01_11_09_FOCUS_ORA_D'ISLAM.CRISAFULLI.jpgAlla proposta del sottosegretario allo sviluppo economico, Adolfo Urso, di inserire l’ora di religione islamica tra gli insegnamenti scolastici, è arrivato secco il no di Maroni e di buona parte della maggioranza. Ora d’islam nelle scuole? No grazie! Tra le motivazioni addotte dal Ministro dell’Interno la non chiarezza del Corano, soggetto all’interpretazione dell’ Imam e privo di un messaggio chiaro da trasmettere agli studenti. Secondo questa sua prospettiva si rischierebbe di generare confusione, inducendo gli alunni ad adottare un punto di vista poco oggettivo e parziale. D’accordo l’Italia dei Valori, che si è dichiarata favorevole, purché quell’ora di religione venga avvalorata da un corpo docente competente, con professori “autorizzati dallo Stato”. Ha fatto dunque discutere l’istanza, emersa durante il seminario delle fondazioni di Gianfranco Fini e Massimo D’Alema.

Mentre ci sarebbe un accordo tra gli schieramenti (Lega esclusa), sul concedere il diritto di voto nelle amministrative agli extra-comunitari, residenti nel nostro Paese da almeno cinque anni. Contrario all’ora d’Islam, il leader dell’Udc Pier Ferdinando Casini che, in un’intervista al Corriere della Sera, ha dichiarato: “E’ una proposta generosa, ma che dimostra una confusione grande. Un conto è infatti costruire una società multietnica e multirazziale, dove nessuno si senta isolato, altro è creare una società multiculturale, senza valori certi, senza identità”. L’integrazione dunque non partirebbe dalle aule scolastiche, “rinnegando” i principi cattolici che hanno da sempre contraddistinto il nostro paese. In disaccordo, come da statuto, la Lega Nord che con Calderoli ha suggerito di rendere obbligatoria, e non più discrezionale, l’ora di religione cattolica nelle scuole italiane.

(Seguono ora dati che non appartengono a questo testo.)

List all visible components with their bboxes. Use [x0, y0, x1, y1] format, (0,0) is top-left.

La gente in piazza e per le strade si divide. Alcuni sostengono che l’identità cattolica dell’Italia non possa esser messa a repentaglio da alcuna forma di apertura verso nuovi paradigmi. Altri ritengono invece che, in una società multietnica come la nostra, sia necessario anche a scuola dare la possibilità di conoscere l’Islam, soprattutto a coloro che appartengono alle comunità musulmane. Come ha risposto Benedetto XVI a queste “provocazioni”? Contrariamente a quanto si possa pensare, secondo il Presidente della Pontificia Accademia per la Vita, Monsignor Rino Fisichella, il Papa sarebbe favorevole alla proposta. Purché l’insegnamento del credo musulmano sia caratterizzato da dati oggettivi e concreti e sia privo di forme d’indottrinamento, che possano indirizzare il pensiero degli alunni. Dal conservatorismo più forte al riformismo più acceso, da destra a sinistra, le forze politiche si dibattono tra la scelta/necessità di prendere atto delle mutate condizioni socioculturali del nostro Paese (promuovendo istanze adeguate) e la volontà di preservare un’identità, quella cattolica, ancora pregnante nella nostra cultura.